NUCLEAR ENERGY, NUCLEAR OPTION
Reports of the death of nuclear power have been greatly exaggerated. The World Nuclear Association stated last month that, in 2020, the 93 operable nuclear reactors in the U.S. were responsible for 19.7% of all electricity generated in the country. Viewed against the report from last July by the U.S. Energy Information Administration that all renewable sources of energy together accounted for a comparable 21% of U.S. electricity during the same year, that tidbit makes clear that nuclear energy is not nearly as unwelcome or uncommon as many might suspect. However, its future is not necessarily so bright.
Despite broad acknowledgment of nuclear energy as a clean energy option, its reliance on the finite supply of uranium available on Earth rules it out as renewable. Consequently, it is usually excluded from many state and federal renewable energy incentives and associated voluntary credit programs. Some states have tried to keep their nuclear plants viable through the use of zero emission credits. Nonetheless, falling electricity prices have overcome such efforts and contributed to the recent shutdown of three such facilities in 2020 and 2021, according to the June 2021 report by the Congressional Research Service titled U.S. Nuclear Plant Shutdowns, State Interventions, and Policy Concerns.
As electricity prices keep dropping, more nuclear reactors can be expected to close, and the trend could not be more inconvenient. If the Biden Administration manages to enact the Clean Future Act and other anticipated environmental commitments for the U.S., carbon-sourced electricity will become even more of a pariah than it already is, yet, as the U.S. energy industry continues to abandon coal, economic priorities have tended to steer it toward natural gas instead. National Geographic Society explains that natural gas does emit fewer greenhouse gases than coal, is easy to store and transport, and is domestically abundant. Still, natural gas is another fossil fuel (albeit a relatively clean one) that emits carbon, begging the questions of whether and how renewable energy alone can make the U.S. reach its environmental targets as long as it is the prevailing fuel source.

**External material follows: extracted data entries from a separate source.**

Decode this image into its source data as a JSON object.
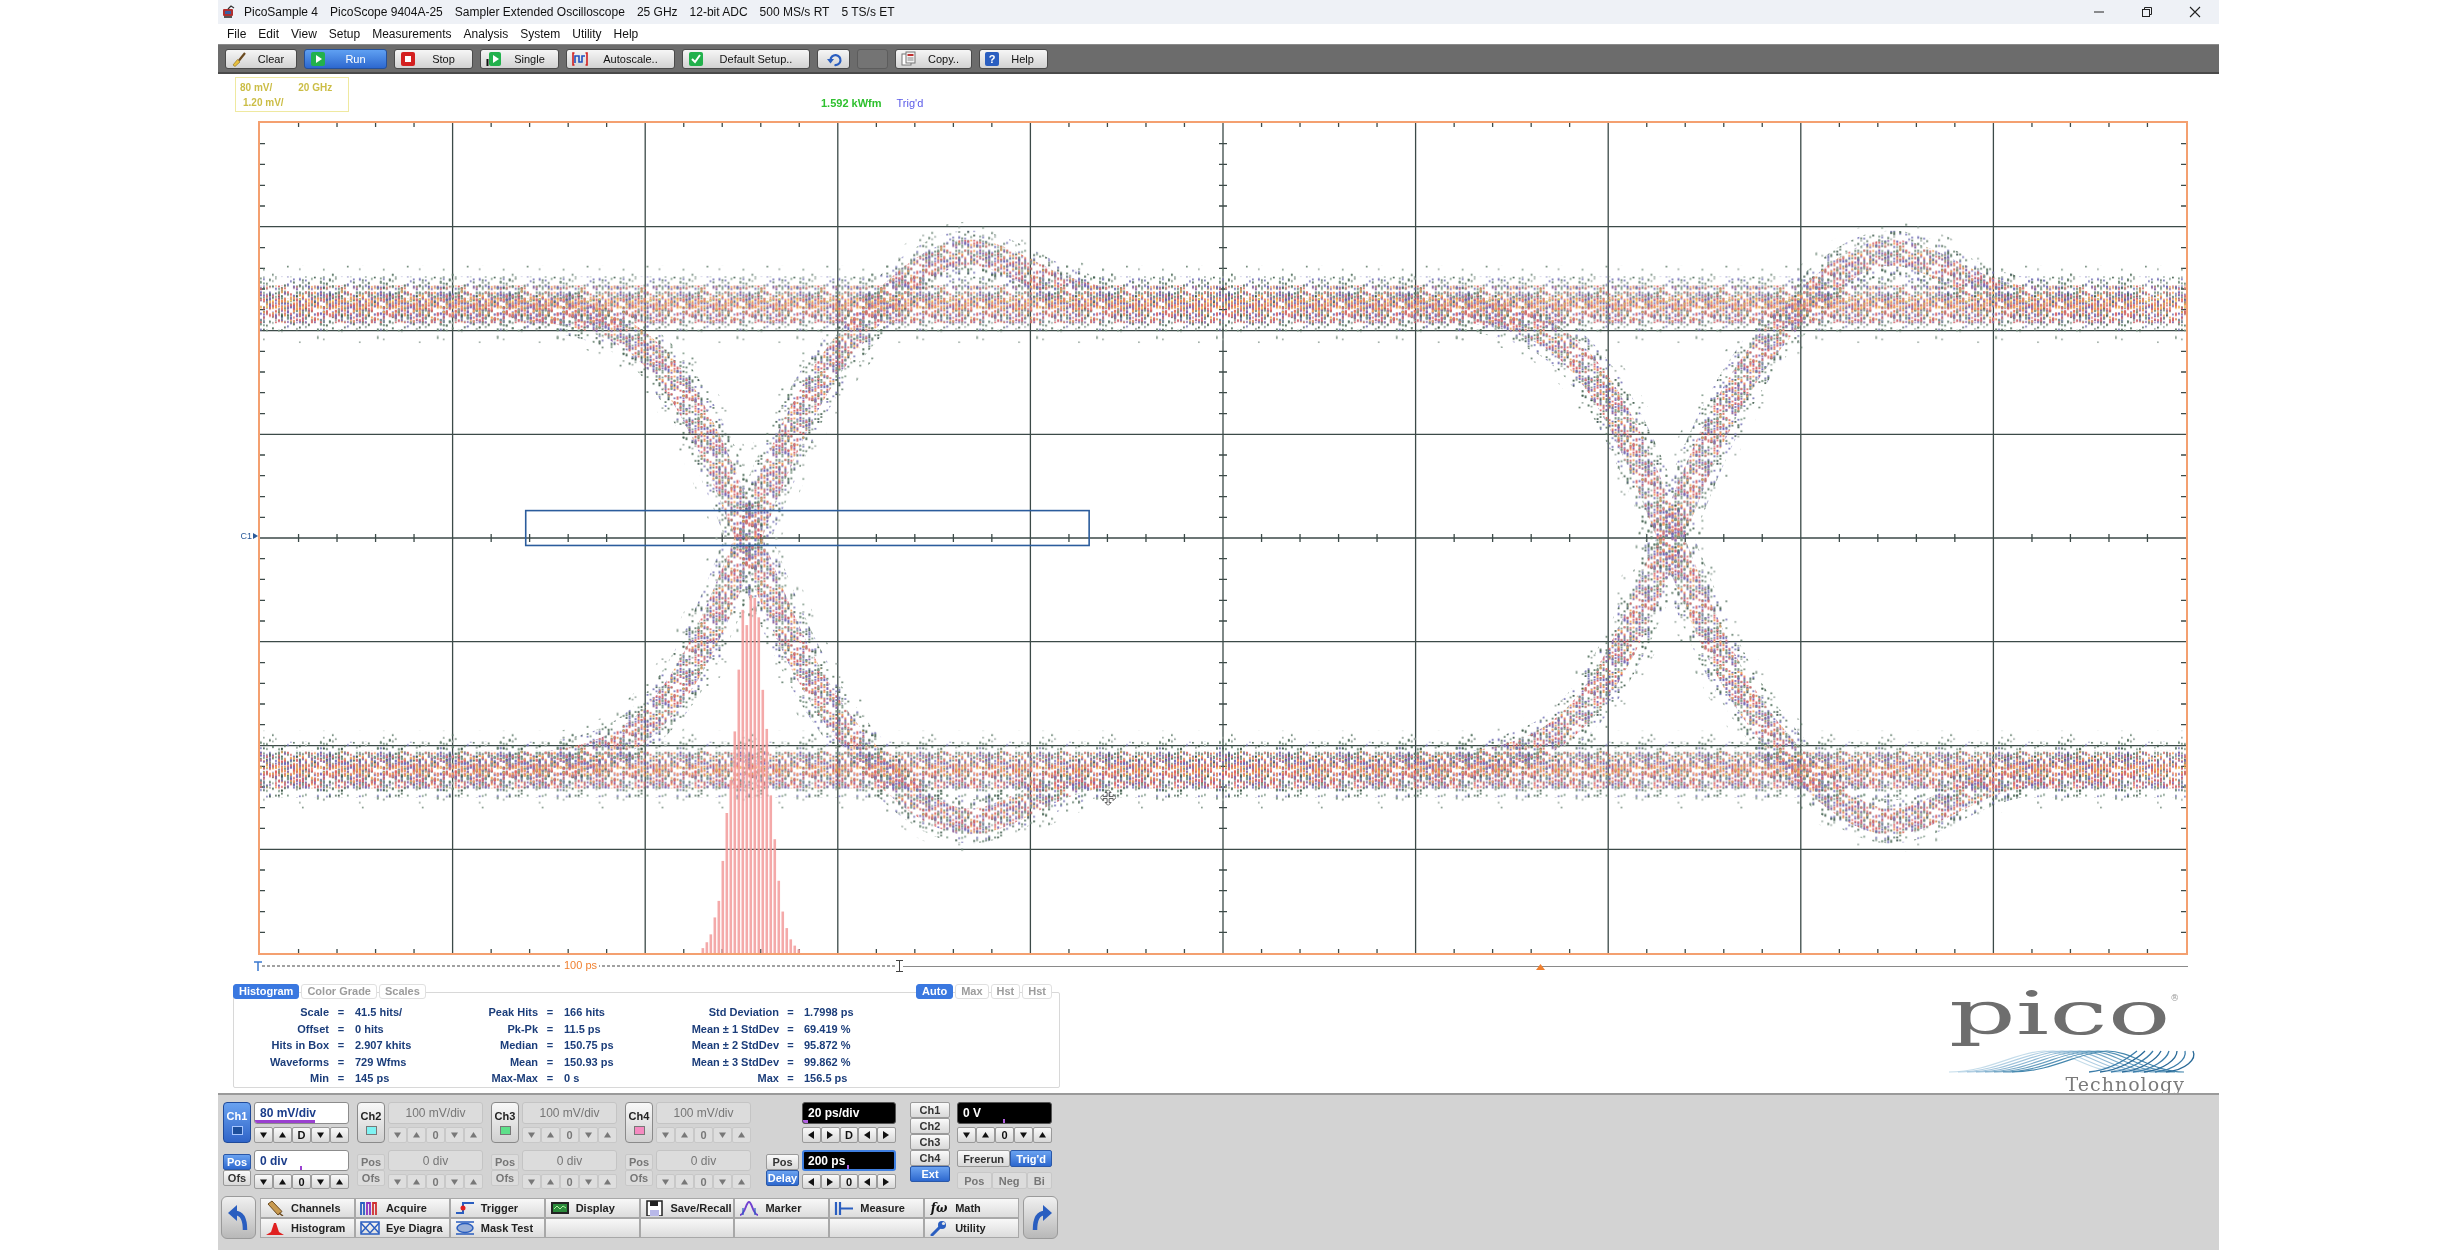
{
  "window": {
    "title": [
      "PicoSample 4",
      "PicoScope 9404A-25",
      "Sampler Extended Oscilloscope",
      "25 GHz",
      "12-bit ADC",
      "500 MS/s RT",
      "5 TS/s ET"
    ]
  },
  "menu": [
    "File",
    "Edit",
    "View",
    "Setup",
    "Measurements",
    "Analysis",
    "System",
    "Utility",
    "Help"
  ],
  "toolbar": [
    {
      "kind": "brush",
      "label": "Clear",
      "on": false
    },
    {
      "kind": "play",
      "label": "Run",
      "on": true
    },
    {
      "kind": "stop",
      "label": "Stop",
      "on": false
    },
    {
      "kind": "single",
      "label": "Single",
      "on": false
    },
    {
      "kind": "autoscale",
      "label": "Autoscale..",
      "on": false
    },
    {
      "kind": "check",
      "label": "Default Setup..",
      "on": false
    },
    {
      "kind": "undo",
      "on": false
    },
    {
      "kind": "blank",
      "on": false
    },
    {
      "kind": "copy",
      "label": "Copy..",
      "on": false
    },
    {
      "kind": "help",
      "label": "Help",
      "glyph": "?",
      "on": false
    }
  ],
  "readout": {
    "lines": [
      [
        "80 mV/",
        "20 GHz"
      ],
      [
        "1.20 mV/"
      ]
    ]
  },
  "status": {
    "acquisitions": "1.592 kWfm",
    "trigger": "Trig'd"
  },
  "plot": {
    "channel_label": "C1",
    "time_scale": "100 ps"
  },
  "histogram_panel": {
    "tabs": [
      {
        "label": "Histogram",
        "selected": true
      },
      {
        "label": "Color Grade",
        "selected": false
      },
      {
        "label": "Scales",
        "selected": false
      }
    ],
    "modes": [
      {
        "label": "Auto",
        "selected": true
      },
      {
        "label": "Max",
        "selected": false
      },
      {
        "label": "Hst",
        "selected": false
      },
      {
        "label": "Hst",
        "selected": false
      }
    ],
    "columns": [
      [
        {
          "label": "Scale",
          "sign": "=",
          "value": "41.5 hits/"
        },
        {
          "label": "Offset",
          "sign": "=",
          "value": "0 hits"
        },
        {
          "label": "Hits in Box",
          "sign": "=",
          "value": "2.907 khits"
        },
        {
          "label": "Waveforms",
          "sign": "=",
          "value": "729 Wfms"
        },
        {
          "label": "Min",
          "sign": "=",
          "value": "145 ps"
        }
      ],
      [
        {
          "label": "Peak Hits",
          "sign": "=",
          "value": "166 hits"
        },
        {
          "label": "Pk-Pk",
          "sign": "=",
          "value": "11.5 ps"
        },
        {
          "label": "Median",
          "sign": "=",
          "value": "150.75 ps"
        },
        {
          "label": "Mean",
          "sign": "=",
          "value": "150.93 ps"
        },
        {
          "label": "Max-Max",
          "sign": "=",
          "value": "0 s"
        }
      ],
      [
        {
          "label": "Std Deviation",
          "sign": "=",
          "value": "1.7998 ps"
        },
        {
          "label": "Mean ± 1 StdDev",
          "sign": "=",
          "value": "69.419 %"
        },
        {
          "label": "Mean ± 2 StdDev",
          "sign": "=",
          "value": "95.872 %"
        },
        {
          "label": "Mean ± 3 StdDev",
          "sign": "=",
          "value": "99.862 %"
        },
        {
          "label": "Max",
          "sign": "=",
          "value": "156.5 ps"
        }
      ]
    ]
  },
  "logo": {
    "name": "pico",
    "mark": "®",
    "tagline": "Technology"
  },
  "channels": [
    {
      "name": "Ch1",
      "color": "#1d4f9c",
      "selected": true,
      "on": true,
      "scale": {
        "value": "80 mV/div",
        "level": 0.65,
        "step": "D"
      },
      "offset_modes": [
        {
          "label": "Pos",
          "selected": true
        },
        {
          "label": "Ofs",
          "selected": false
        }
      ],
      "offset": {
        "value": "0 div",
        "level": 0.49,
        "step": "0"
      }
    },
    {
      "name": "Ch2",
      "color": "#7ff2f2",
      "selected": false,
      "on": false,
      "scale": {
        "value": "100 mV/div",
        "step": "0"
      },
      "offset_modes": [
        {
          "label": "Pos",
          "selected": false
        },
        {
          "label": "Ofs",
          "selected": false
        }
      ],
      "offset": {
        "value": "0 div",
        "step": "0"
      }
    },
    {
      "name": "Ch3",
      "color": "#5ee08a",
      "selected": false,
      "on": false,
      "scale": {
        "value": "100 mV/div",
        "step": "0"
      },
      "offset_modes": [
        {
          "label": "Pos",
          "selected": false
        },
        {
          "label": "Ofs",
          "selected": false
        }
      ],
      "offset": {
        "value": "0 div",
        "step": "0"
      }
    },
    {
      "name": "Ch4",
      "color": "#f58ac0",
      "selected": false,
      "on": false,
      "scale": {
        "value": "100 mV/div",
        "step": "0"
      },
      "offset_modes": [
        {
          "label": "Pos",
          "selected": false
        },
        {
          "label": "Ofs",
          "selected": false
        }
      ],
      "offset": {
        "value": "0 div",
        "step": "0"
      }
    }
  ],
  "timebase": {
    "scale": {
      "value": "20 ps/div",
      "level": 0.05,
      "step": "D",
      "focused": false
    },
    "modes": [
      {
        "label": "Pos",
        "selected": false
      },
      {
        "label": "Delay",
        "selected": true
      }
    ],
    "delay": {
      "value": "200 ps",
      "level": 0.49,
      "step": "0",
      "focused": true
    }
  },
  "trigger": {
    "sources": [
      {
        "label": "Ch1",
        "selected": false
      },
      {
        "label": "Ch2",
        "selected": false
      },
      {
        "label": "Ch3",
        "selected": false
      },
      {
        "label": "Ch4",
        "selected": false
      },
      {
        "label": "Ext",
        "selected": true
      }
    ],
    "threshold": {
      "value": "0 V",
      "level": 0.49,
      "step": "0",
      "focused": false
    },
    "modes": [
      {
        "label": "Freerun",
        "selected": false
      },
      {
        "label": "Trig'd",
        "selected": true
      }
    ],
    "slopes": [
      {
        "label": "Pos",
        "selected": false,
        "disabled": true
      },
      {
        "label": "Neg",
        "selected": false,
        "disabled": true
      },
      {
        "label": "Bi",
        "selected": false,
        "disabled": true
      }
    ]
  },
  "navigation": [
    [
      {
        "kind": "channels",
        "label": "Channels"
      },
      {
        "kind": "acquire",
        "label": "Acquire"
      },
      {
        "kind": "trigger",
        "label": "Trigger"
      },
      {
        "kind": "display",
        "label": "Display"
      },
      {
        "kind": "save",
        "label": "Save/Recall"
      },
      {
        "kind": "marker",
        "label": "Marker"
      },
      {
        "kind": "measure",
        "label": "Measure"
      },
      {
        "kind": "math",
        "label": "Math",
        "glyph": "fω"
      }
    ],
    [
      {
        "kind": "histogram",
        "label": "Histogram"
      },
      {
        "kind": "eye",
        "label": "Eye Diagra"
      },
      {
        "kind": "mask",
        "label": "Mask Test"
      },
      {
        "kind": "blank"
      },
      {
        "kind": "blank"
      },
      {
        "kind": "blank"
      },
      {
        "kind": "blank"
      },
      {
        "kind": "utility",
        "label": "Utility"
      }
    ]
  ]
}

Meanwhile, nuclear power is an emission-free (post-mining) resource with immense capacity, and the graph below from the International Energy Agency shows that its global presence was still considerable as recently as three years ago. The implementation costs of nuclear plants are admittedly high, but stakeholders placing all of their proverbial eggs in the renewable-energy basket may be missing an opportunity to help their cause by making that investment in nuclear energy now instead of rebuffing the option altogether.